Researchers Find Climate Change Alters Vegetation

Recent research of the fossil record shows the perennial evolution of tree species will change the compositions of forests across the world and coincide with changes in climate.

The findings of UCSB post-doctoral fellow John Williams and co-authors show that very different groups of tree types resulted from climate changes over the past 25,000 years.

“A lot of trees are dying right now – oaks in California, chestnut, elm and spruce in the East – and while the direct causes are pests and fungal attacks, the indirect cause could be climate change, making the trees more stressed out,” Williams said. “It becomes harder for them to defend against other causes of mortality.”

Williams, who studies at the UCSB National Center for Ecological Analysis and Synthesis and is a co-author of the study recently published in Ecology, based the research on data from fossil pollen records in lake sediments and climate model simulations.

The research illustrates that composition of vegetation has undergone rapid change over the past two centuries and could continue to change rapidly in upcoming years.

“The implications of change are large,” Williams said. “They include things like water availability, habitat for endangered species, and use of recreational areas.”

Scholar Wins Linguistics Award

The Linguistic Society of America awarded UCSB linguistics professor Marianne Mithun the Bloomfield Book Award for her book “The Languages of Native North America,” in late January. The society first presented the award in 1992 and bestows it upon members whose volume has made an outstanding contribution in understanding languages and linguistics.

Mithun, who is an internationally known authority on North American indigenous languages, documented their variety in her book. Mithun is also recognized internationally as a grammatical theorist.
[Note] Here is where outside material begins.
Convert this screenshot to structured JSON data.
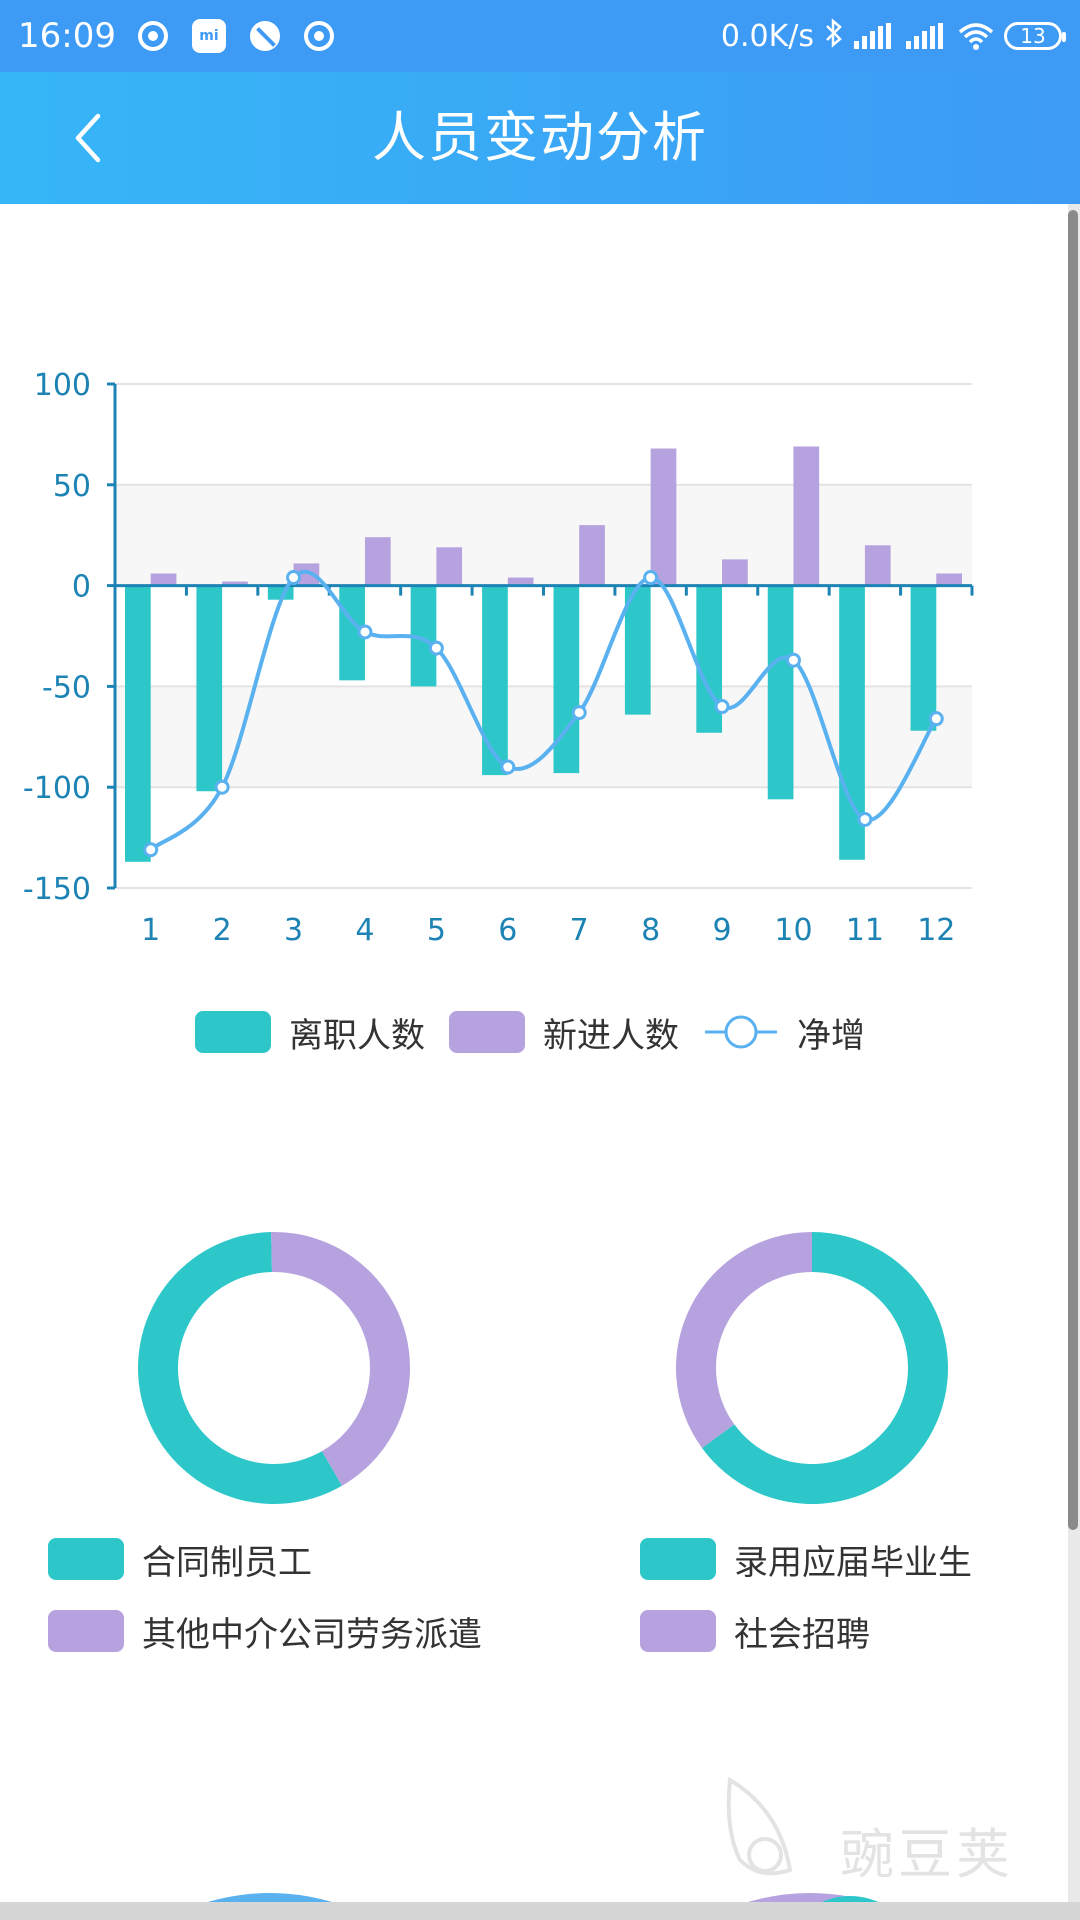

“There were nearly 300 mutually unintelligible languages spoken in North America at the time of first European contact,” Mithun said. ” … nearly half of the languages have now disappeared, and all others, apart from the Greenlandic, are endangered. Probably no more than a couple of dozen at best will survive this century.”
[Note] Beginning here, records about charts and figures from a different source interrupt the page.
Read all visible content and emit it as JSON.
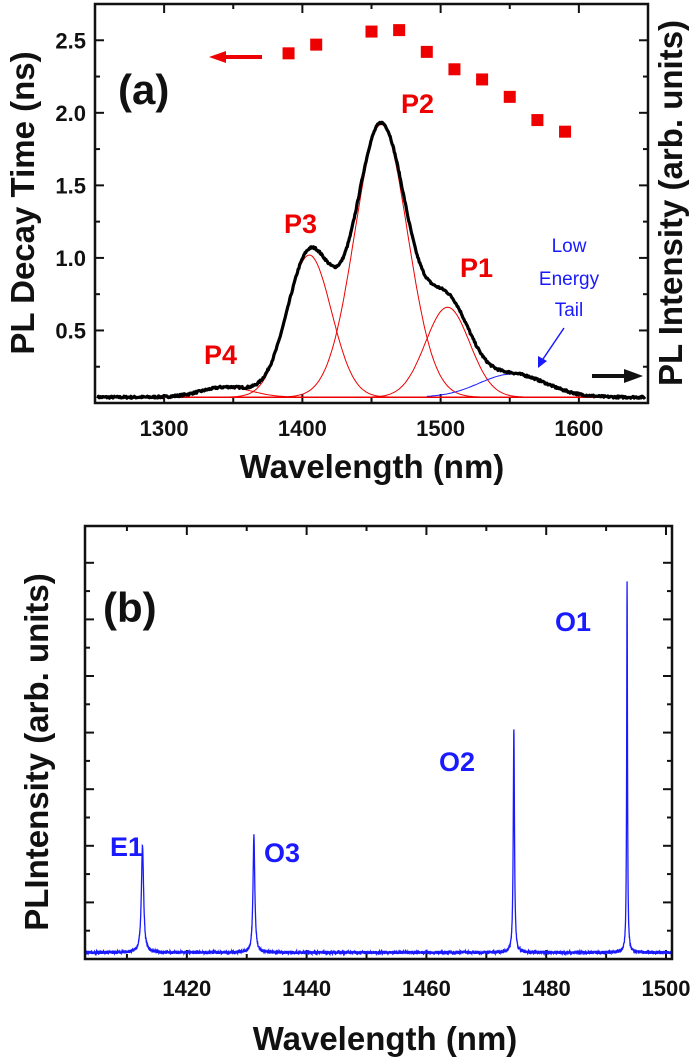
{
  "chart_data": [
    {
      "panel": "(a)",
      "type": "line",
      "xlabel": "Wavelength (nm)",
      "ylabel_left": "PL Decay Time (ns)",
      "ylabel_right": "PL Intensity (arb. units)",
      "xlim": [
        1250,
        1650
      ],
      "ylim": [
        0,
        2.75
      ],
      "xticks": [
        1300,
        1400,
        1500,
        1600
      ],
      "yticks": [
        "0.5",
        "1.0",
        "1.5",
        "2.0",
        "2.5"
      ],
      "grid": false,
      "colors": {
        "decay": "#ee0000",
        "spectrum": "#000000",
        "fit": "#ee0000",
        "tail": "#1a1aff"
      },
      "decay_time": {
        "type": "scatter",
        "x": [
          1390,
          1410,
          1450,
          1470,
          1490,
          1510,
          1530,
          1550,
          1570,
          1590
        ],
        "y": [
          2.41,
          2.47,
          2.56,
          2.57,
          2.42,
          2.3,
          2.23,
          2.11,
          1.95,
          1.87
        ]
      },
      "spectrum_baseline": 0.04,
      "fit_components": [
        {
          "label": "P4",
          "center": 1345,
          "amplitude": 0.07,
          "sigma": 18
        },
        {
          "label": "P3",
          "center": 1405,
          "amplitude": 0.98,
          "sigma": 16
        },
        {
          "label": "P2",
          "center": 1457,
          "amplitude": 1.88,
          "sigma": 19
        },
        {
          "label": "P1",
          "center": 1505,
          "amplitude": 0.62,
          "sigma": 16
        },
        {
          "label": "Low Energy Tail",
          "center": 1552,
          "amplitude": 0.16,
          "sigma": 24
        }
      ],
      "annotations": {
        "panel_label": "(a)",
        "p1": "P1",
        "p2": "P2",
        "p3": "P3",
        "p4": "P4",
        "tail_line1": "Low",
        "tail_line2": "Energy",
        "tail_line3": "Tail"
      }
    },
    {
      "panel": "(b)",
      "type": "line",
      "xlabel": "Wavelength (nm)",
      "ylabel": "PLIntensity (arb. units)",
      "xlim": [
        1403,
        1501
      ],
      "ylim": [
        0,
        15.3
      ],
      "xticks": [
        1420,
        1440,
        1460,
        1480,
        1500
      ],
      "grid": false,
      "color": "#1a1aff",
      "baseline": 0.23,
      "peaks": [
        {
          "label": "E1",
          "wavelength": 1412.6,
          "height": 4.0,
          "hwhm": 0.22
        },
        {
          "label": "O3",
          "wavelength": 1431.2,
          "height": 4.35,
          "hwhm": 0.18
        },
        {
          "label": "O2",
          "wavelength": 1474.6,
          "height": 8.1,
          "hwhm": 0.12
        },
        {
          "label": "O1",
          "wavelength": 1493.5,
          "height": 13.3,
          "hwhm": 0.08
        }
      ],
      "annotations": {
        "panel_label": "(b)",
        "e1": "E1",
        "o3": "O3",
        "o2": "O2",
        "o1": "O1"
      }
    }
  ]
}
Mithun, a UCSB faculty member since 1986, said these languages would survive in archives after they fall out of common usage.

Mexican Singer’s Memory Lives in Book

UCSB Chicano studies professor Yolanda Broyles-Gonzalez listened to and was influenced by Texas and Mexican borderlands singer Lydia Mendoza while she was growing up in Mexico.

Broyles-Gonzalez recounted Mendoza’s life to the public in her book “Lydia Mendoza’s Life in Music: La histor’a de Lydia Mendoza.” Mendoza’s career as a vocalist lasted until she suffered a stroke in 1987, one year after she came to Santa Barbara for a concert.

“I fist heard about Lydia Mendoza from my mother when I was a child,” Broyles-Gonzalez said. “When my mother was a child in Sinaloa, the people would share a record player between villages and they would play Lydia’s records. Lydia sang all of our borderlands Mexican songs and is greatly loved.”